GWAS-informed data integration and non-coding CRISPRi screen illuminate genetic etiology of bone mineral density.

BACKGROUND: Over 1100 independent signals have been identified with genome-wide association studies (GWAS) for bone mineral density (BMD), a key risk factor for mortality-increasing fragility fractures; however, the effector gene(s) for most remain unknown. RESULTS: We execute a CRISPRi screen in human fetal osteoblasts (hFOBs) with single-cell RNA-seq read-out for 89 non-coding elements predicted to regulate osteoblast gene expression at BMD GWAS loci. The BMD relevance of hFOBs is supported by heritability enrichment from stratified LD-score regression involving 98 cell types grouped into 15 tissues. Twenty-three genes show perturbation in the screen, with four (ARID5B, CC2D1B, EIF4G2, and NCOA3) exhibiting consistent effects upon siRNA knockdown on three measures of osteoblast maturation and mineralization.
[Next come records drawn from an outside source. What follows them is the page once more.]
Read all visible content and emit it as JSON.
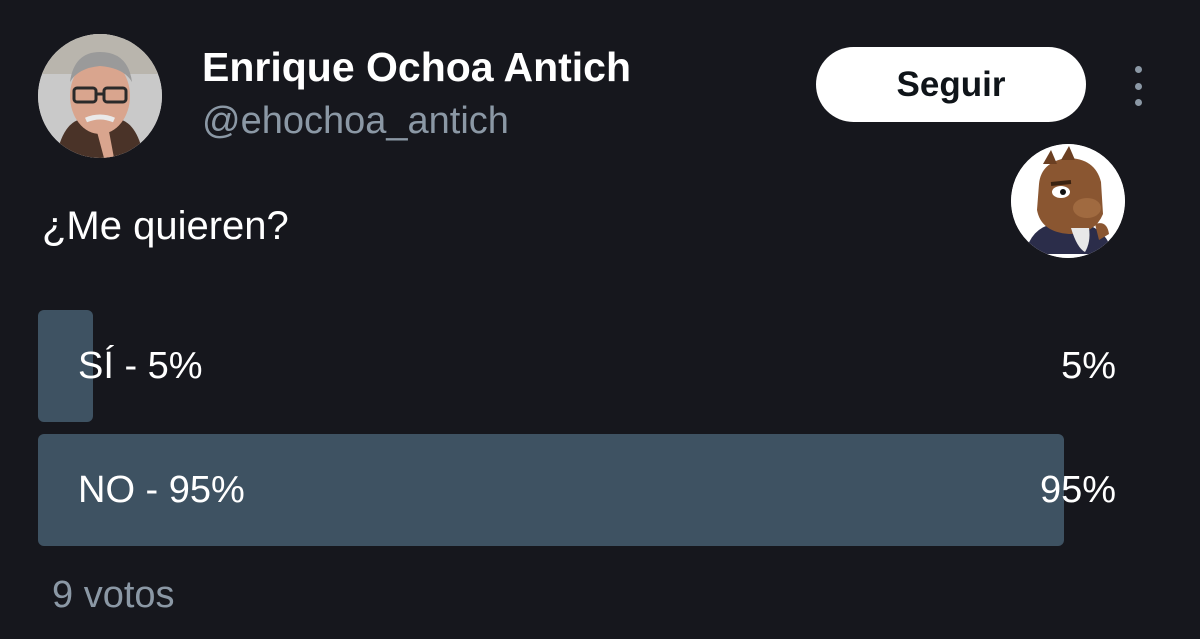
{
  "author": {
    "name": "Enrique Ochoa Antich",
    "handle": "@ehochoa_antich"
  },
  "follow_label": "Seguir",
  "question": "¿Me quieren?",
  "poll": {
    "options": [
      {
        "label": "SÍ - 5%",
        "percent_label": "5%",
        "percent": 5
      },
      {
        "label": "NO - 95%",
        "percent_label": "95%",
        "percent": 95
      }
    ],
    "votes_label": "9 votos"
  },
  "colors": {
    "background": "#16171d",
    "poll_fill": "#3e5262",
    "secondary_text": "#8b98a5"
  }
}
Lastly, additional heritability enrichments, genetic correlations, and multi-trait fine-mapping unexpectedly reveal that many BMD GWAS signals are pleiotropic and likely mediate their effects via non-bone tissues. CONCLUSIONS: Our results provide a roadmap for how single-cell CRISPRi screens may be applied to the challenging task of resolving effector gene identities at all BMD GWAS loci. Extending our CRISPRi screening approach to other tissues could play a key role in fully elucidating the etiology of BMD.